LnkCap: Port #0, Speed 5GT/s, Width x16, ASPM L0s L1, Latency L0 <512ns, L1 <4us

LnkSta: Speed 2.5GT/s, Width x4, TrErr- Train- SlotClk+ DLActive- BWMgmt- ABWMgmt-

ASPM L0s and L1 have to do with link modifications for power management.

What does nvidia-smi -a say particularly in the “GPU Link Info” section?

Hi txbob, this is the output of nvidia-smi -a

" PCI
Bus : 0x08
Device : 0x00
Domain : 0x0000
Device Id : 0x0FE410DE
Bus Id : 0000:08:00.0
Sub System Id : 0x05F61028
GPU Link Info
PCIe Generation
Max : N/A
Current : N/A
Link Width
Max : N/A
Current : N/A "

Apparently the nvidia-smi application only reports all the informarion with the professional line of GPU’s.

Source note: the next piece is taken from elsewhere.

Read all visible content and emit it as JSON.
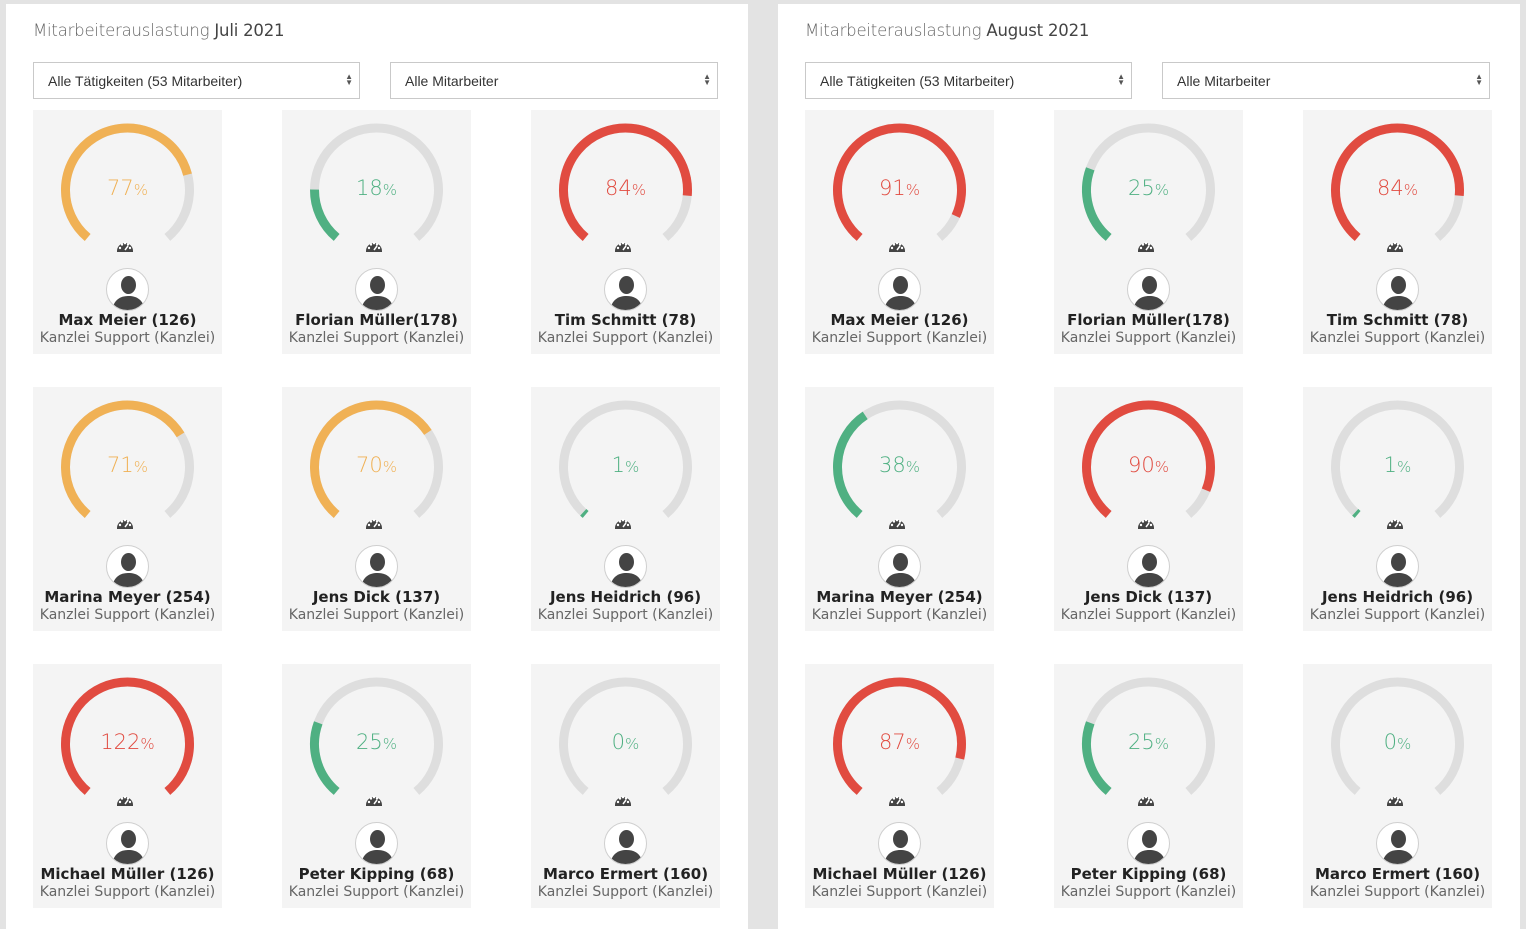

True dat. I forgot. Nevertheless I don’t think lspci is telling you that “dell connected the videocard using only a x4 PCI-Express 2.” I think you are witnessing a power-management state on the link. You could also try to aggressively exercise the link and see if lspci reports anything different while you are doing that. You could also go into the BIOS setup menu and see if there are any options to modify power management settings on the PCIE link. If there are, try fiddling with them and then boot the system again and see if you get a different indication via lspci. I believe that nvidia-settings, the linux X display control panel applet, will give you additional link info as well (click on GPU0). Finally, you could see if dell has published technical specifications that detail the HW design.

I agree. Try running a CUDA application and lspci -vvv at the same time. If the link speed goes up to 5 GT/sec, but stays at a width of x4, then that would explain the 1.5 GB/sec you see.

This is the result of the lspci -vvv during a cuda execution
“LnkSta: Speed 5GT/s, Width x4, TrErr- Train- SlotClk+ DLActive- BWMgmt- ABWMgmt-”

The speed goes from 2.5 GT/s to 5GT/s without a change of the Width parameter.

what does nvidia-settings say about the link?